Des merveilles pour distinguer l’important du futile

Je commence cette mise à jour par le compte rendu d’une situation à la frontière de ma vie privée et professionnelle. Je veux la soumettre à une analyse aussi rigoureuse que possible, puisque c’est du bon matériel éducatif, surtout pour mon cours de gestion. Voilà la description des faits. Il y a six semaines, j’avais rencontré un vieil ami d’école à une réception d’anniversaire d’un autre ami d’école. Il m’avait demandé si je pourrais préparer un business plan pour son entreprise de recyclage. Plus précisément, il s’agissais d’un business plan pour accompagner une demande d’emprunt plutôt substantiel, quelques 4 millions d’euros. J’avais dit « Oui, bien sûr » tout en étant bien sûr que la conversation n’aura pas de suivi sérieux dans l’univers extra-réceptionnel, bien sûr.
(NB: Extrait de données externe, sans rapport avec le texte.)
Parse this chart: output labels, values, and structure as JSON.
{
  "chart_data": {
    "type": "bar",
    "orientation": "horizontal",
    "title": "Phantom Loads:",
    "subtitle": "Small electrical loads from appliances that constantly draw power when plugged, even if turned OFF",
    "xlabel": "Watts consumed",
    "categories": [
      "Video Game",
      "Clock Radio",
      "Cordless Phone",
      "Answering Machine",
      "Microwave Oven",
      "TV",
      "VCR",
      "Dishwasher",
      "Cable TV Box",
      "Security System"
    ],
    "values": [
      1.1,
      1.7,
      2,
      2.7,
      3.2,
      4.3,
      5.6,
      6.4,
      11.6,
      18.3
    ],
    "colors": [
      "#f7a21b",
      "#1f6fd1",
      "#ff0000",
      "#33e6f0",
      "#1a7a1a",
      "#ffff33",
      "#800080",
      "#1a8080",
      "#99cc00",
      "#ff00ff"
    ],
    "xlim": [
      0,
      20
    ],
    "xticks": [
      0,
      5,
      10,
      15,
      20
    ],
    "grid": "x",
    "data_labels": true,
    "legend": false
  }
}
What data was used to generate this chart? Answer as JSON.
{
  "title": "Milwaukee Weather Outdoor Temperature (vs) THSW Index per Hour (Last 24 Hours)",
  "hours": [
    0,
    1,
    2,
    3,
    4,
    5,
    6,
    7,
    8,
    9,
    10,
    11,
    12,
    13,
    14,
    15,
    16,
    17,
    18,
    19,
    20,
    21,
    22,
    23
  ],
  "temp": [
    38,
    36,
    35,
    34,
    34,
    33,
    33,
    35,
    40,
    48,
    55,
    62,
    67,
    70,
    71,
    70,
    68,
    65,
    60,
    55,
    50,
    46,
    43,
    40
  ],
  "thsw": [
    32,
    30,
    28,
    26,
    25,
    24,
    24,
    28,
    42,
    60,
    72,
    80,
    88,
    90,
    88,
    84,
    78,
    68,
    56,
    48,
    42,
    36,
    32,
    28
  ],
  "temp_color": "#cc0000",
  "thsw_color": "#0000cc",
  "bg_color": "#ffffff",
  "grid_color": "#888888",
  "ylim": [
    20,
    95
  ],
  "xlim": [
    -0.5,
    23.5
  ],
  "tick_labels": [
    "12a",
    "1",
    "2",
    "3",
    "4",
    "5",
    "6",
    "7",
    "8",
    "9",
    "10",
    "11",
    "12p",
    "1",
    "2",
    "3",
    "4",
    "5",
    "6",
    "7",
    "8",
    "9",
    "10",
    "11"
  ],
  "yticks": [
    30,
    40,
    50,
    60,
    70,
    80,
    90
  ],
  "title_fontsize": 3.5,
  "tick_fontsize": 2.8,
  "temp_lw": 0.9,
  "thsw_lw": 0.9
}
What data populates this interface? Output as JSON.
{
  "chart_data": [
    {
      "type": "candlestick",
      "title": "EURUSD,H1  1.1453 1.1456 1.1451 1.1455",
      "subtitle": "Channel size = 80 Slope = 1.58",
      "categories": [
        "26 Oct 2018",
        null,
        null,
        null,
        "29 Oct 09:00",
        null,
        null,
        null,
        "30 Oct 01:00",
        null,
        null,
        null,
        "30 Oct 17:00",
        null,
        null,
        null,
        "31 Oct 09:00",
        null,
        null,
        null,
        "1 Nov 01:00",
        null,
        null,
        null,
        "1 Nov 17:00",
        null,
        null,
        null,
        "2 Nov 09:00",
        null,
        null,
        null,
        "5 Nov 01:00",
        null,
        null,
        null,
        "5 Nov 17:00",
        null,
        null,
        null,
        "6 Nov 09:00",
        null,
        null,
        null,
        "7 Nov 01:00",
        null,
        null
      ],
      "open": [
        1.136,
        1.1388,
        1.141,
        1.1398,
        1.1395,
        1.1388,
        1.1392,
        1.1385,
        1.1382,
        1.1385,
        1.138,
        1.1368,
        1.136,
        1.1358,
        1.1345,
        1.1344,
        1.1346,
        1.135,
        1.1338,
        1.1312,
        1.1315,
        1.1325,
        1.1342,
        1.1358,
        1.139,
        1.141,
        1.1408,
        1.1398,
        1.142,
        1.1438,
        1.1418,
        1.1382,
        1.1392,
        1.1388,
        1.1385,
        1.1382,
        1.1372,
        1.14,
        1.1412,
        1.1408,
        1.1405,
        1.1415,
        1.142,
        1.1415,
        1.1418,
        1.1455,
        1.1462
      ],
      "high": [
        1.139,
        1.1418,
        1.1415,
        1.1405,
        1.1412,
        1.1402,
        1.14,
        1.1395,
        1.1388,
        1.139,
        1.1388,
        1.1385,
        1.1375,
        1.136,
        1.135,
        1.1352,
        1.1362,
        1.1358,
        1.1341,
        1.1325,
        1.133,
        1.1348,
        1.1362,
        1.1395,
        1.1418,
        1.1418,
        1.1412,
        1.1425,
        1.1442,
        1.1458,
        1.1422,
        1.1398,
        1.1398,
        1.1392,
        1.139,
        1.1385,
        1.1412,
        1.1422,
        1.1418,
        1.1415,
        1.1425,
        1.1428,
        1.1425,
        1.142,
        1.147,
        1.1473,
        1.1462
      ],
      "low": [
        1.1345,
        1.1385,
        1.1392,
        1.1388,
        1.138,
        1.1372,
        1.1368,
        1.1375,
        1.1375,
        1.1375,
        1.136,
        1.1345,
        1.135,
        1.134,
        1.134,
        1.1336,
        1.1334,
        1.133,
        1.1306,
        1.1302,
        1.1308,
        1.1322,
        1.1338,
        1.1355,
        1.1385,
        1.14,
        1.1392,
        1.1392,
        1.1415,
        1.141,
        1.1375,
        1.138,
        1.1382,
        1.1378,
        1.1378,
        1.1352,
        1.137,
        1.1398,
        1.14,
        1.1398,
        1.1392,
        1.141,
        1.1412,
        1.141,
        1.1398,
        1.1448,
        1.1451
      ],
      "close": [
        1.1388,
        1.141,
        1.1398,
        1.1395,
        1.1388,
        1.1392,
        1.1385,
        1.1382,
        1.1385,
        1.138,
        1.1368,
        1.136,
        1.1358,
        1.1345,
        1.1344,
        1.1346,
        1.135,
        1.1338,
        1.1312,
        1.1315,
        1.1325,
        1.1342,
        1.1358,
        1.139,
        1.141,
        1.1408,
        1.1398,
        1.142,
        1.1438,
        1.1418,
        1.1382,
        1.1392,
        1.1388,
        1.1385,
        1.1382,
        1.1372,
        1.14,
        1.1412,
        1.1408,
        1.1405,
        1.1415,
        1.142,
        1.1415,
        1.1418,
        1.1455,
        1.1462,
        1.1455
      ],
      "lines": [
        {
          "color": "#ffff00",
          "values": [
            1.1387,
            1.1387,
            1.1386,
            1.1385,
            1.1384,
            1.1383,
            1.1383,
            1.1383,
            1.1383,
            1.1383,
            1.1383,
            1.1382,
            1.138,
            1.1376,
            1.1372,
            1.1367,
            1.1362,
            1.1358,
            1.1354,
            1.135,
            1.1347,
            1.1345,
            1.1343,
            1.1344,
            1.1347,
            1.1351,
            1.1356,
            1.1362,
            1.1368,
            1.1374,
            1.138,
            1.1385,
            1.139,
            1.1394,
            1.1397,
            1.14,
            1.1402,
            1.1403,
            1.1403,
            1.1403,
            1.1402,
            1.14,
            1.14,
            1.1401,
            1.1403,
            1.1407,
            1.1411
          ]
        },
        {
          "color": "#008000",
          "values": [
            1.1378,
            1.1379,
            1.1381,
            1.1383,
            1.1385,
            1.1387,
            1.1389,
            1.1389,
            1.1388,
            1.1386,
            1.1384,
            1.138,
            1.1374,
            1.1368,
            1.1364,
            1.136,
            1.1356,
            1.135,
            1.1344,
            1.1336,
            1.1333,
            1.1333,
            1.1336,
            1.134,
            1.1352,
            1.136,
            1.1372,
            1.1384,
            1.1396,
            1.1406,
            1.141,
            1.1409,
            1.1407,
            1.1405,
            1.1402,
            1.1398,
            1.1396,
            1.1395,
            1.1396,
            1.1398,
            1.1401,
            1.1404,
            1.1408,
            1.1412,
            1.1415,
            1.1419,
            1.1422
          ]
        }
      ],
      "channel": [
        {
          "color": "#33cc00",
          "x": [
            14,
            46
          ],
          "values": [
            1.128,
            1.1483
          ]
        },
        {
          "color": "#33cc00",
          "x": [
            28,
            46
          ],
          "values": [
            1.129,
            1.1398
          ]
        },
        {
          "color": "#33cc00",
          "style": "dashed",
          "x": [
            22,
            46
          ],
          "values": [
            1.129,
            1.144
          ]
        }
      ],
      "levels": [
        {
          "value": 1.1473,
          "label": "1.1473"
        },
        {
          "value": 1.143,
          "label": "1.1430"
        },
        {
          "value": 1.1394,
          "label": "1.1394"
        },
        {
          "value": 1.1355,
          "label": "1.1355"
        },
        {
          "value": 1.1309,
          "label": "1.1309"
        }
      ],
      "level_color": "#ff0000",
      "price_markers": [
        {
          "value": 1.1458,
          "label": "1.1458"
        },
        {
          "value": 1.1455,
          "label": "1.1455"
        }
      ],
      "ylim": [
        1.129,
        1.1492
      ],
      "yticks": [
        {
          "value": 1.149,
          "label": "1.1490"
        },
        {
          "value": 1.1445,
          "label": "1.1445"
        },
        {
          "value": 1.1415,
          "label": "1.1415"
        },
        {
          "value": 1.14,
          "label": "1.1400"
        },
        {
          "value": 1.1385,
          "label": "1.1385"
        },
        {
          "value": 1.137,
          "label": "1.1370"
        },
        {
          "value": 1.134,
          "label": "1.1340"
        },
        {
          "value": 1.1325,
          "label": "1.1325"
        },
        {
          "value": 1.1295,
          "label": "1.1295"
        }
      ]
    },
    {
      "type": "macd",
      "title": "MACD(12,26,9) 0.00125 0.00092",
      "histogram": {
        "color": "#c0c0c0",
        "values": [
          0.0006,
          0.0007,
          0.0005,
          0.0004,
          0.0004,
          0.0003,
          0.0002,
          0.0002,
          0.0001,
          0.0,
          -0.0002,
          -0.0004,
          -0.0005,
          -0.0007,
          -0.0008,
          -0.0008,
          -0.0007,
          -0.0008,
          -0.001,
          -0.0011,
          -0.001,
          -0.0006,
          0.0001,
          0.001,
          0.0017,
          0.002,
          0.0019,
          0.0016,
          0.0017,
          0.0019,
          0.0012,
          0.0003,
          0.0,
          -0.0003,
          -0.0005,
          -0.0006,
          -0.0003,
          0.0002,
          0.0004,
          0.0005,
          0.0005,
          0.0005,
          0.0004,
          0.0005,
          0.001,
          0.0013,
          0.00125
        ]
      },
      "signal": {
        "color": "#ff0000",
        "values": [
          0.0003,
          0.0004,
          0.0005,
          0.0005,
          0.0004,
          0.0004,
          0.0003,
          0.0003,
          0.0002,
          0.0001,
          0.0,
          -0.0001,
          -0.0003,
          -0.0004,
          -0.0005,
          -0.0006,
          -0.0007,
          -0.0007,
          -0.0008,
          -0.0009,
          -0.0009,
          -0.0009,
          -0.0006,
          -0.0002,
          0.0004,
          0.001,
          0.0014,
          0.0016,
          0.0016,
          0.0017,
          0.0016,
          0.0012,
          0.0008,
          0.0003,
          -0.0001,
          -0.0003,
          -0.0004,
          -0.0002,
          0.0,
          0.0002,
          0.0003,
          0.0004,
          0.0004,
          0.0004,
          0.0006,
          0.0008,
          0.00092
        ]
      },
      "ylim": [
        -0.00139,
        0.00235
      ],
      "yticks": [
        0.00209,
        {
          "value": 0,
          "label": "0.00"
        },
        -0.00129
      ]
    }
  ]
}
La semaine dernière, néanmoins, ce vieil ami d’école m’a appelé pour donner ce suivi hautement improbable. On a eu un rendez-vous d’affaires, avec lui et son associé, vendredi dernier, le 27 Juillet. Depuis cette réception d’anniversaire, le projet avait gonflé. Il ne s’agissait plus du business plan pour accompagner une demande d’emprunt : maintenant (enfin, vendredi dernier) il s’agissait de toute une stratégie à préparer, dont la relocation des installations industrielles de l’entreprise des deux emplacements courants vers un troisième emplacement en train d’aménagement. J’avais été demandé aussi d’agir comme conseiller dans un dialogue difficile avec les autorités locales en ce qui concerne l’aménagement du terrain industriel qu’ils viennent d’acquérir. Le business plan instrumental et modeste avait évolué en une forme de vie économique presque autonome. Un phénomène tout à fait normal après des réceptions réussies.

Mes interlocuteurs m’avaient demandé quel serait mon honoraire. J’avais répondu qu’il me faut un peu de temps pour arranger tous ces faits nouveaux dans ma tête – ce qui était 100% vrai –  et que j’annoncerai mon honoraire par email ou bien, au plus tard, à l’entretien suivant prévu pour le 31 Juillet. Ce second entretien était supposé être une session de travail, où mes clients m’auraient montré leurs installations industrielles présentes et m’auraient présenté au directeur de la banque locale coopérative avec laquelle ils avaient déjà commencé de négocier le crédit en question.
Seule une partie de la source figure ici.